Os cientistas preferem chamar esses confrontos de “interações”, já que a intenção das orcas pode ser lúdica em vez de hostil (explicaremos mais sobre isso depois).
É um fenômeno sem precedentes, diz Alfredo López Fernández, pesquisador de orcas do Grupo de Trabalho de Orcas Atlânticas (GTOA, na sigla em inglês), que monitora as orcas ibéricas.
Historicamente, houve alguns relatos de orcas mergulhando sob barcos, ou batendo neles e fazendo-os afundar.
Mas López diz que esses casos tendem a ser isolados e vinculados a uma situação específica: “Nenhum deles é semelhante ao que está acontecendo agora.”
Agora as orcas tocam, empurram e até giram barcos, de acordo com uma análise das interações relatadas em 2020.
López adverte que nossa própria percepção disso pode ser tendenciosa.
Uma colisão, quando as orcas movem o barco ou o leme com a cabeça e o corpo, na verdade pode ser apenas algo ligado ao fato de “elas não conseguirem segurar as coisas com os dedos”.
Um novo projeto de pesquisa em andamento do especialista em orcas Renaud de Stephanis, que envolve apresentar lemes fictícios aos animais selvagens e filmá-los, revelou novos insights sobre esses encontros. O que parece estar acontecendo é que, em vez de morder os lemes, as orcas os empurram com o focinho até que se quebrem.
“Elas estão empurrando, empurrando, empurrando — e boom! É um jogo. Imagine uma criança de 6 ou 7 anos, mas com um peso de três toneladas. É isso, nada menos, nada mais”, disse Stephanis à BBC.
“Se elas quisessem destruir o barco, elas o quebrariam em 10 minutos.”
Stephanis estuda as orcas ibéricas desde a década de 1990 e é coordenador e presidente da Conservação, Informação e Investigação de Cetáceos (CIRCE, na sigla em inglês), uma organização de conservação marinha.
O jogo parece estar se espalhando.
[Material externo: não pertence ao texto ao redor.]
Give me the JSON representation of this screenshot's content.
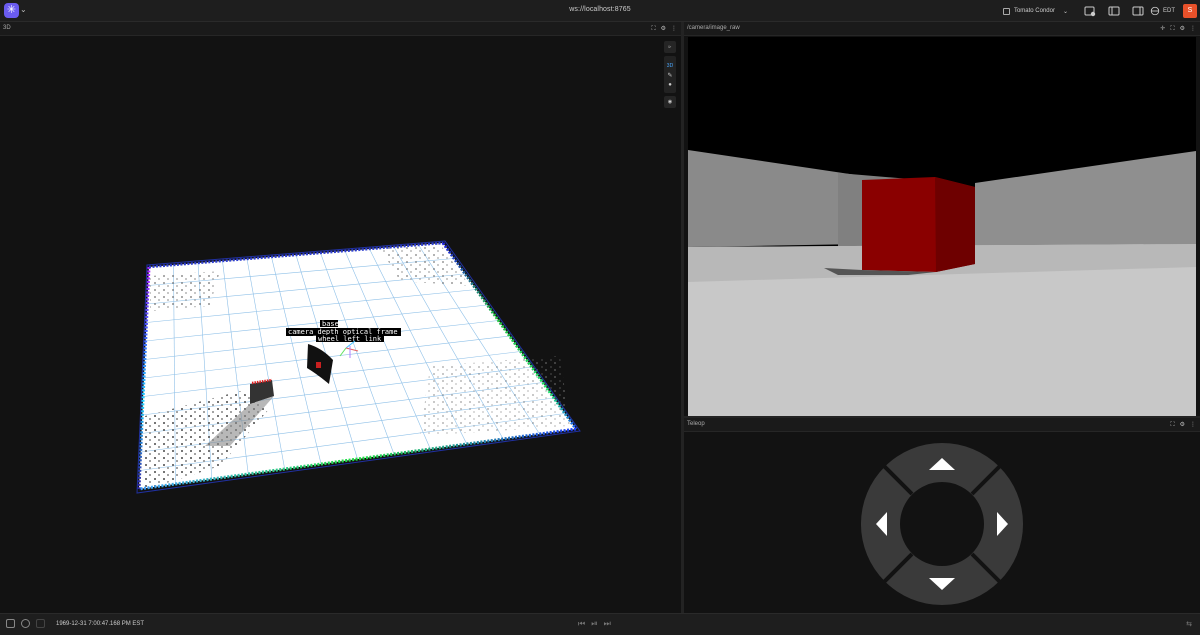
{
  "app": {
    "logo_icon": "app-logo-icon",
    "connection": "ws://localhost:8765",
    "layout_name": "Tomato Condor",
    "timezone": "EDT",
    "user_initial": "S",
    "accent": "#6b5cf0",
    "user_color": "#e8512a"
  },
  "panels": {
    "scene": {
      "title": "3D",
      "toolbar": [
        "select-icon",
        "3D",
        "ruler-icon",
        "point-icon",
        "follow-icon"
      ],
      "tool_3d_label": "3D",
      "frame_labels": [
        "base",
        "camera_depth_optical_frame",
        "wheel_left_link"
      ]
    },
    "camera": {
      "title": "/camera/image_raw"
    },
    "teleop": {
      "title": "Teleop"
    }
  },
  "playback": {
    "timestamp": "1969-12-31 7:00:47.168 PM EST"
  }
}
Em 2022, foram 207 interações, mostraram dados do grupo de trabalho, ante 197 em 2021 e 52 em 2020.
Originalmente, elas aconteciam principalmente no Estreito de Gibraltar e arredores, ao longo das costas de Portugal, Espanha e Gibraltar, mas o campo se ampliou para incluir as costas do Marrocos e da França .
“As interações seguem as rotas migratórias das orcas”, diz López.
Apenas cerca de 35 orcas ibéricas foram identificadas, e estima-se que a população total seja inferior a 50. Dessas, sabe-se que 15 estão envolvidas nos encontros de barco — e é sempre o mesmo grupo, diz López.
De acordo com a Associação Cruising, três iates foram afundados em 2022 e 2023 após interações com orcas. Como diz Fantini, quebrar completamente o leme pode abrir um buraco por onde a água entra.
E mesmo aqueles indivíduos que navegam em barcos de corrida robustos, com lemes de apoio e serviços de resgate por perto, podem achar a experiência assustadora.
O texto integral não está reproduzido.